Г. – Ю. Х.: Я хотел бы отметить, что эта неявная подмена семантического энергетическим производит необычный побочный эффект: именно там, где в наиболее острой форме происходит внедрение этих инородных элементов, возникает наиболее сильное сопротивление при попытке понять, как происходит это влияние во всей его взаимосвязанности. История психоанализа продемонстрировала это.

Хайнер Мюллер[85] несколько лет тому назад остроумно заметил: «Анализ теперь происходит уже не в философии, а в театре». Может ли социальная наука быть местом прояснения того, что происходит в обществе? Не разворачивается ли скорее просвещение на других аренах – например, в форме локальных онтологий, – ведь к этому сводится и часть Вашей аргументации в «Сферах»? Или сегодняшний застой вызван тем, что мы чересчур сосредоточились на особой немецкой ситуации? Вы как-то заметили, что видите приход «анархизма в обличье конформизма». Это держащее себя в узде простодушие, этот новый глобализированный конформизм и откат назад, к размышлениям задним умом[86], как бы мы выразились, – к каким последствиям приведет эта интеллектуальная трусость в обществе в целом и в его научных институциях?

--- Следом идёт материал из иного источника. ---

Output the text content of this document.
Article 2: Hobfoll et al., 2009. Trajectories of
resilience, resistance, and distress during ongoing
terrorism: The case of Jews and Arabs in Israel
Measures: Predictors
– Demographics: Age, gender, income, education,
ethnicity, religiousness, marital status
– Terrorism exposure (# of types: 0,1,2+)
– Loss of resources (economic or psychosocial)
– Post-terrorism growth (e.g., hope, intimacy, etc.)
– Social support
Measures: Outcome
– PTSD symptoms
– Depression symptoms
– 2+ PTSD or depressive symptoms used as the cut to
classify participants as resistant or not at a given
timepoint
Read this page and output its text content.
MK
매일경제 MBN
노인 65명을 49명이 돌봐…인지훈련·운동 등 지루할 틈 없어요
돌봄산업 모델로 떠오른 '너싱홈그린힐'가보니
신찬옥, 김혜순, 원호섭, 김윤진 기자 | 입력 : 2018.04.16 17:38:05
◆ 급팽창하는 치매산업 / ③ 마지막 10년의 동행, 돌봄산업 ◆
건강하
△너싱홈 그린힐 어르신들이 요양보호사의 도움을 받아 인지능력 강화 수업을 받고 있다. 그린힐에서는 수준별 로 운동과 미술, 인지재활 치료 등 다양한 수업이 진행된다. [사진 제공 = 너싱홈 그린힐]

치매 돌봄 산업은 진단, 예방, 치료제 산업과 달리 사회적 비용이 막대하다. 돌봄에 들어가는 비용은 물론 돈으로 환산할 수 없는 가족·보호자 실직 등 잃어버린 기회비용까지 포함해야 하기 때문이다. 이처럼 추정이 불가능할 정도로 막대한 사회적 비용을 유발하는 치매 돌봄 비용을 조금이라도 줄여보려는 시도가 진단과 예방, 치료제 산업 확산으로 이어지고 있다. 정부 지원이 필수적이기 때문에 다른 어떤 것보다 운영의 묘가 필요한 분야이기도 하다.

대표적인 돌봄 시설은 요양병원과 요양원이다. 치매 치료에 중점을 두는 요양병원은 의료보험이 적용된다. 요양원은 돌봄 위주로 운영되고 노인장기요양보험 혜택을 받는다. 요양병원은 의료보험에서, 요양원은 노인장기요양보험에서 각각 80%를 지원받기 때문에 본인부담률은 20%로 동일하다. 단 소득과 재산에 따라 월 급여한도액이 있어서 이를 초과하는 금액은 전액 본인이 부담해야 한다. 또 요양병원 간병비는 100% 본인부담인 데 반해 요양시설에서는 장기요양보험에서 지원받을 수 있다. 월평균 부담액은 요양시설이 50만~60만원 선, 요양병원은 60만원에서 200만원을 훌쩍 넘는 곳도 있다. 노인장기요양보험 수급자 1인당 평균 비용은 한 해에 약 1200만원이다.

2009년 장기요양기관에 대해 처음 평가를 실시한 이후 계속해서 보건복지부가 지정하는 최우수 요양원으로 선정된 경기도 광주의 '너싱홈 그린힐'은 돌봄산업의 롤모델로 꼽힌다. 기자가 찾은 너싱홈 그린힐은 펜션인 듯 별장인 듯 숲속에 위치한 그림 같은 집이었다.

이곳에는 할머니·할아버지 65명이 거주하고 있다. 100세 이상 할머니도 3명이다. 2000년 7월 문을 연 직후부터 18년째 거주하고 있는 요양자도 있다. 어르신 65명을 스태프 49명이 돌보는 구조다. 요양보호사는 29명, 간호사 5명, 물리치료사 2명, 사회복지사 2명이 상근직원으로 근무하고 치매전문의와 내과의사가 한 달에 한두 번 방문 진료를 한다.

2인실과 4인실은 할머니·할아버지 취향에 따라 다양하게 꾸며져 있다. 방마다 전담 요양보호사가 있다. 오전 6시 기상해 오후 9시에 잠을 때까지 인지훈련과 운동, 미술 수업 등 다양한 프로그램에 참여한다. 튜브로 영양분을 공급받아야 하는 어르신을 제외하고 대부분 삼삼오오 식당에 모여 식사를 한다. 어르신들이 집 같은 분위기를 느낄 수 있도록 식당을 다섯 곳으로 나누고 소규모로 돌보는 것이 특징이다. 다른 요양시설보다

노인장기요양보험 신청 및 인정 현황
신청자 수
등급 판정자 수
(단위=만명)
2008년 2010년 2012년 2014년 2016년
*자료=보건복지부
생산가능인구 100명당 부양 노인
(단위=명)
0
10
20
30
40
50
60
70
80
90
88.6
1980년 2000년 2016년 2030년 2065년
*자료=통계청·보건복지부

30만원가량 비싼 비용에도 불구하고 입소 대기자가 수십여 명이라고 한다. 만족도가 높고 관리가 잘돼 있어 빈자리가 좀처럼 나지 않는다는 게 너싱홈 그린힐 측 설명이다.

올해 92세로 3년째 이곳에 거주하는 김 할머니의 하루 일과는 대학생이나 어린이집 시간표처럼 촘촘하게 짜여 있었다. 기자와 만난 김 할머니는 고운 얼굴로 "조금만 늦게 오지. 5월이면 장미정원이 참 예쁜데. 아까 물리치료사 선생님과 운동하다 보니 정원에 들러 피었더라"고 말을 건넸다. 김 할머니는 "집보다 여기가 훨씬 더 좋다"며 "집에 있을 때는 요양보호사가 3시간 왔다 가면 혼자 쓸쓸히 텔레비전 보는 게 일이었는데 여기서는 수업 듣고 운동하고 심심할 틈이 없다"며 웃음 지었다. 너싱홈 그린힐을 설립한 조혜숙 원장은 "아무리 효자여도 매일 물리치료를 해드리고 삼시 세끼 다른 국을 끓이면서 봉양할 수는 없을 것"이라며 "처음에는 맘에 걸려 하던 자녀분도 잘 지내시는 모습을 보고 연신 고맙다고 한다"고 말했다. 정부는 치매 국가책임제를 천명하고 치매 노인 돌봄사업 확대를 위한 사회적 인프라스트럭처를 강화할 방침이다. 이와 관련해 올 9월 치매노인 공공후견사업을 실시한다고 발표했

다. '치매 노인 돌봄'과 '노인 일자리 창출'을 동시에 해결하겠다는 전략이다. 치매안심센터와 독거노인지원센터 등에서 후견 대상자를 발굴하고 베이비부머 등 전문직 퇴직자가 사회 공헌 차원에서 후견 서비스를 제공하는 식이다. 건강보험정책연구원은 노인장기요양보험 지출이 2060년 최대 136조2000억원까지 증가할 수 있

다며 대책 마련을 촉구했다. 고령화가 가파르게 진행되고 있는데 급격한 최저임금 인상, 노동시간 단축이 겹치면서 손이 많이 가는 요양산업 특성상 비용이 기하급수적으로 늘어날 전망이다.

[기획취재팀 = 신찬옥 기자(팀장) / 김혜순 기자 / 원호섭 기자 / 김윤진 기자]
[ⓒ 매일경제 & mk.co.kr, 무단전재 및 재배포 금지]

П. С.: Вы сами сказали это. Надо иметь в виду, что эффективное просвещение приходит с той стороны, с которой его не ждут. Оно продвигается дальше там, где его не замечают контролеры и самозваные местоблюстители. Можно пояснить это на примере приглаженного психоанализа: часть пустословного самоанализа сегодня уже встроилась в расхожие формы общения. Большинство высокообразованных представителей средних слоев свыклись с мыслью, что они – не хозяева в собственном доме; они таким образом дают шанс своему бессознательному и подыгрывают ему, участвуя в индивидуально-психологической комедии, – настолько хорошо, насколько могут. Они примирились с тем, что это Оно мыслит, когда мыслю Я, и это Оно говорит, когда говорю Я. В этом отношении все уже давно обрели иммунитет и застрахованы от просветительского шока. Для анализа, который обрабатывает Внешнее, такого иронического амортизатора не существует, потому что еще не разобрались теоретически, что тут к чему. Потому псевдопросветители и оказывают особенно ожесточенное сопротивление, когда им принимаются доказывать, что в стрессораспределяющих системах они действуют не автономно, а всего лишь как проводники раздражений и посредствующие звенья-батареи в цепи. Можно, вопреки всем возражениям, показать, что все отдельные индивиды обладают, словно радиотехнические устройства, входом для возбуждения и выходом для возбуждения и что они – каждый в соответствии со степенью организованности своей индивидуальности – снова испускают из себя сигнал на выходе, может быть, в слегка приглушенном виде, а может – с усиленной амплитудой. Во всяком случае, индивиды – это трансформаторы, которые включены в процесс протекания связанных с обсуждаемыми темами энергетических потоков. Их так называемые мнения – это тематические и моральные формы моды. Если посмотреть на это психо-исторически, с учетом истории складывания психики, то такая смена угла зрения соответствует реальному переходу от эндоневроза к экзоневрозу, то есть от самопроизвольной дезориентации к дезориентации, возникшей вследствие соучастия. Кое-что из этого уже описал ранее Герман Брох в «Теории массового помешательства» – в теории, которая объясняет, как люди, соучаствовавшие в какой-то безумной выходке, быстро возвращаются во вновь обретаемое нормальное состояние, словно они никогда не были причастны к безумию.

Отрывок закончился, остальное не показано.